Bild: Der Evangelikale John Allen Chau wurde beim Versuch, Insulaner zu mission…
New York taz | John Allen Chau ging vergangenen November an Land auf die
North Sentinel Insel im Indischen Ozean, die Bewohner töteten ihn mit
Pfeilen. Er war allein, aber hinter dem 26-jährigen selbst erklärten
Missionar, der eine der letzten Gesellschaften von Jägern und Sammlern zu
seinem Glauben bekehren wollte, stand ein breit gefächertes [1][Netzwerk
evangelikaler Christen] in den USA. Diese Hintermänner und -frauen geben
seit seinem mutmaßlichen Tod Mitte November keine Interviews. Gegenüber
ihren Anhängern freilich haben sie längst damit begonnen, Chau zu einem
Märtyrer zu machen.
„Er war ein großartiger junger Mann“, schwärmte William Wilson, Präsident
der evangelikalen Oral Roberts Universität in Tulsa/Oaklahoma, in seiner
diesjährigen Weihnachtsansprache von seinem Absolventen. Hunderte von
Studierenden hielten brennende Kerzen in Händen, während Wilson von ihrem
toten Ex-Kommilitonen Chau als Vorbild sprach und versicherte: „Seine
Mission war nicht sinnlos, wie es die Kritiker in den warmen Bürostuben
mehrheitlich sterbender Kirchen behaupten. John hat versucht, die Liebe
Jesu in eine der dunkelsten Ecken der Erde zu tragen.“
Auch bei der Missionsorganisation „All Nations“ in Kansas City/Missouri, wo
sich Chau zum Missionar ausbilden ließ, wird er posthum verehrt. In einer
Hommage auf der Webseite lobt die Chefin der Organisation, Mary Ho, die
Bereitschaft von Chau, „Gottes Liebe mit den Sentinelesen zu teilen“.

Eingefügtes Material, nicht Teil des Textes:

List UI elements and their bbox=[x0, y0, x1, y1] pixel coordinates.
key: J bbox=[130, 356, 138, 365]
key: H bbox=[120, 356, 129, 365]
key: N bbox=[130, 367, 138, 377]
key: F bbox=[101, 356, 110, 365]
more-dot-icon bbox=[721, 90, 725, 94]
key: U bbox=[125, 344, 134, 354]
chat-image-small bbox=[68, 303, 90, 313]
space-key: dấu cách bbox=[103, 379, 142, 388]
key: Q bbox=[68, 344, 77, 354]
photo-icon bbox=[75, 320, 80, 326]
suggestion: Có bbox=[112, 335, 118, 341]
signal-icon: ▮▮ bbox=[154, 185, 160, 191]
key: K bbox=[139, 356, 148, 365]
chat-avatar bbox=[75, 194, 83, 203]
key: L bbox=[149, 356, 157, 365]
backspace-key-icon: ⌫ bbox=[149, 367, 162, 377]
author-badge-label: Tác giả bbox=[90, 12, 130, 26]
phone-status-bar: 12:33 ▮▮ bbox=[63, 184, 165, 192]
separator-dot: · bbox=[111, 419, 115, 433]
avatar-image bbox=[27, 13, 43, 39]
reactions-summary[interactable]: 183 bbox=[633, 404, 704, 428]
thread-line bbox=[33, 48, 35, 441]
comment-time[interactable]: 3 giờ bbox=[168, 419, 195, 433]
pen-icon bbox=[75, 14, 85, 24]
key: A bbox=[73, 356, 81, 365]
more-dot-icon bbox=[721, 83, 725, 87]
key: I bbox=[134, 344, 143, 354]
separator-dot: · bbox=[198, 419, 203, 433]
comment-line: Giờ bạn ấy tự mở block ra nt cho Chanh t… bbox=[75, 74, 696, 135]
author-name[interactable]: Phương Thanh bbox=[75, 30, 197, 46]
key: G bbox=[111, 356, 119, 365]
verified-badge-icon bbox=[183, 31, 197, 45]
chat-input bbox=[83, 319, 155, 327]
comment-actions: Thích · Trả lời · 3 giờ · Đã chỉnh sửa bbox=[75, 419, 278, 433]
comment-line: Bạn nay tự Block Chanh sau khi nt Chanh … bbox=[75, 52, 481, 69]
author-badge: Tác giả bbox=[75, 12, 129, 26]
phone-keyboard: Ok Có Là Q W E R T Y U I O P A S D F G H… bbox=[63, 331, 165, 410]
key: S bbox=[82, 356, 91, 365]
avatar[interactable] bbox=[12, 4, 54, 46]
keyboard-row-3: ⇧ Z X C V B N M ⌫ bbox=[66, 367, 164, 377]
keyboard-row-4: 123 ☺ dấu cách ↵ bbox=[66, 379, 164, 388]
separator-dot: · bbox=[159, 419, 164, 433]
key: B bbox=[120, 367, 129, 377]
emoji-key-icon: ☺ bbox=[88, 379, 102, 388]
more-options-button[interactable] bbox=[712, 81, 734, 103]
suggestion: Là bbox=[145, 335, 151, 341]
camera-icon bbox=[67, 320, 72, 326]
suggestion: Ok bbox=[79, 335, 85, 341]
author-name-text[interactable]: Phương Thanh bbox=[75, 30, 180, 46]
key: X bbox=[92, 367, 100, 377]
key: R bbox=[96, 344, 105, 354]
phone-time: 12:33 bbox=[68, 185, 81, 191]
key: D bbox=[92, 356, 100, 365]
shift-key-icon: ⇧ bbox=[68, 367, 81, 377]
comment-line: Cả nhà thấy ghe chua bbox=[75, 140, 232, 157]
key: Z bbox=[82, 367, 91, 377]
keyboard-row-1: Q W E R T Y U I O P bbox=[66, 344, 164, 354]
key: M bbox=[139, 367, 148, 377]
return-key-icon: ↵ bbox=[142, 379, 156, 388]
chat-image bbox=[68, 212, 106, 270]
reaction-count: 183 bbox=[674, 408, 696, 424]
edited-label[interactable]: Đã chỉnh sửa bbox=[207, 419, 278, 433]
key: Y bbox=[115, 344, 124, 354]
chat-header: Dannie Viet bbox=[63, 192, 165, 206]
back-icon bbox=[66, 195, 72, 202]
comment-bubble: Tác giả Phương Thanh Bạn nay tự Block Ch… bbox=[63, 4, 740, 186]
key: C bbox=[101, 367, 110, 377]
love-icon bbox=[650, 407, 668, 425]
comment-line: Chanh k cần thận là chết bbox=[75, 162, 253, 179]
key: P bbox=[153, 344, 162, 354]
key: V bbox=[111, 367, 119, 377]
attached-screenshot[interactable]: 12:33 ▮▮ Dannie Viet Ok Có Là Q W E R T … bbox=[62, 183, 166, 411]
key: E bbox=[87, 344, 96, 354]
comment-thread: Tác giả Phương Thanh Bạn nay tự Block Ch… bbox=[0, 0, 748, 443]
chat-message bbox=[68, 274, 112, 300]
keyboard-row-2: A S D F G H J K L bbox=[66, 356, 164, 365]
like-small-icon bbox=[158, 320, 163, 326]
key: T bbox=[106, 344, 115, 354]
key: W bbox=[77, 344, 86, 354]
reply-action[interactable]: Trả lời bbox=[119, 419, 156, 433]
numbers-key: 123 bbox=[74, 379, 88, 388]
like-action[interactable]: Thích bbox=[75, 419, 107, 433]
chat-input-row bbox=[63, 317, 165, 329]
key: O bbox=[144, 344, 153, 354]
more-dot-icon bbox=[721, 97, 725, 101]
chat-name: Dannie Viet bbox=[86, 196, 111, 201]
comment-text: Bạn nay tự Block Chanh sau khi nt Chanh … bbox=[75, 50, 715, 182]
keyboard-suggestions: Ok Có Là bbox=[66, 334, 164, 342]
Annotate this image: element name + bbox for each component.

Dass dies nicht auf Gegenliebe der Insulaner stoßen würde, war Chau klar.
Kurz vor seinem Tod nämlich nahm er an einem „Boot Camp“ von „All Nation…

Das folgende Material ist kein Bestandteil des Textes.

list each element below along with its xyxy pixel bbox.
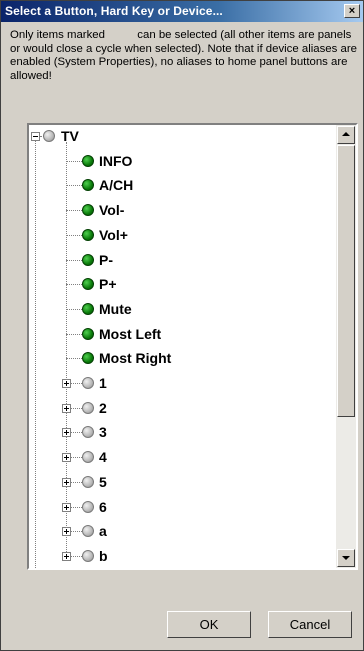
ok-button[interactable]: OK	[167, 611, 251, 638]
selectable-dot-icon	[82, 253, 94, 266]
instructions-before-marker: Only items marked	[10, 29, 105, 41]
tree-label-vol[interactable]: Vol+	[99, 227, 128, 243]
scroll-thumb[interactable]	[337, 145, 355, 417]
selectable-dot-icon	[82, 302, 94, 315]
scroll-up-button[interactable]	[337, 126, 355, 144]
tree-label-vol[interactable]: Vol-	[99, 202, 124, 218]
panel-dot-icon	[82, 475, 94, 488]
tree-label-p[interactable]: P+	[99, 276, 117, 292]
selectable-dot-icon	[82, 154, 94, 167]
collapse-icon[interactable]	[31, 132, 40, 141]
expand-icon[interactable]	[62, 477, 71, 487]
tree-label-p[interactable]: P-	[99, 252, 113, 268]
tree-label-most-left[interactable]: Most Left	[99, 326, 161, 342]
window-title: Select a Button, Hard Key or Device...	[5, 4, 223, 18]
tree-connector	[66, 358, 82, 360]
vertical-scrollbar[interactable]	[336, 125, 356, 568]
tree-label-a[interactable]: a	[99, 523, 107, 539]
arrow-up-icon	[342, 132, 350, 136]
tree-connector	[66, 259, 82, 261]
tree-connector	[66, 308, 82, 310]
tree-connector	[66, 210, 82, 212]
expand-icon[interactable]	[62, 527, 71, 537]
scroll-down-button[interactable]	[337, 549, 355, 567]
tree-label-6[interactable]: 6	[99, 499, 107, 515]
panel-dot-icon	[82, 377, 94, 389]
panel-dot-icon	[82, 451, 94, 464]
tree-connector	[71, 407, 82, 409]
tree-connector	[71, 506, 82, 508]
tree-label-a-ch[interactable]: A/CH	[99, 177, 133, 193]
tree-connector	[66, 185, 82, 187]
title-bar[interactable]: Select a Button, Hard Key or Device... ×	[1, 1, 363, 22]
tree-connector	[71, 481, 82, 483]
panel-dot-icon	[82, 401, 94, 414]
expand-icon[interactable]	[62, 502, 71, 512]
tree-label-tv[interactable]: TV	[61, 128, 79, 144]
tree-content: TV INFO A/CH Vol- Vol+ P- P+ Mute Most Left Most …	[29, 125, 336, 568]
item-tree[interactable]: TV INFO A/CH Vol- Vol+ P- P+ Mute Most Left Most …	[27, 123, 358, 570]
expand-icon[interactable]	[62, 403, 71, 413]
selectable-dot-icon	[82, 228, 94, 241]
panel-dot-icon	[82, 500, 94, 513]
panel-dot-icon	[82, 549, 94, 562]
tree-label-3[interactable]: 3	[99, 424, 107, 440]
selectable-dot-icon	[82, 204, 94, 217]
selectable-dot-icon	[82, 327, 94, 340]
instructions-text: Only items marked can be selected (all o…	[10, 29, 358, 83]
panel-dot-icon	[43, 130, 55, 142]
tree-connector	[66, 284, 82, 286]
expand-icon[interactable]	[62, 428, 71, 438]
tree-connector	[71, 555, 82, 557]
tree-connector	[71, 531, 82, 533]
tree-label-most-right[interactable]: Most Right	[99, 350, 171, 366]
arrow-down-icon	[342, 556, 350, 560]
cancel-button[interactable]: Cancel	[268, 611, 352, 638]
expand-icon[interactable]	[62, 551, 71, 561]
tree-connector	[66, 160, 82, 162]
tree-connector	[66, 234, 82, 236]
expand-icon[interactable]	[62, 379, 71, 388]
tree-label-info[interactable]: INFO	[99, 153, 132, 169]
tree-label-b[interactable]: b	[99, 548, 108, 564]
tree-label-4[interactable]: 4	[99, 449, 107, 465]
tree-connector	[71, 432, 82, 434]
tree-connector	[71, 383, 82, 384]
tree-label-5[interactable]: 5	[99, 474, 107, 490]
close-button[interactable]: ×	[344, 4, 360, 18]
tree-connector	[71, 457, 82, 459]
expand-icon[interactable]	[62, 453, 71, 463]
tree-label-1[interactable]: 1	[99, 375, 107, 391]
dialog-window: Select a Button, Hard Key or Device... ×…	[0, 0, 364, 651]
tree-label-mute[interactable]: Mute	[99, 301, 132, 317]
tree-label-2[interactable]: 2	[99, 400, 107, 416]
tree-connector	[66, 333, 82, 335]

teil, um sich für Extremsituationen vorzubereiten. Dabei wurden die
Teilnehmer in ein Trainingsdorf in Kansas geführt, dessen „Bewohner“
unverständliches Kauderwelsch sprachen und die Eindringlinge mit Pfeilen
beschossen.
## Aktion war illegal, unerwünscht und gefährlich
Chau lernte, sich mit einer Zange selbst Pfeile aus dem Körper zu ziehen.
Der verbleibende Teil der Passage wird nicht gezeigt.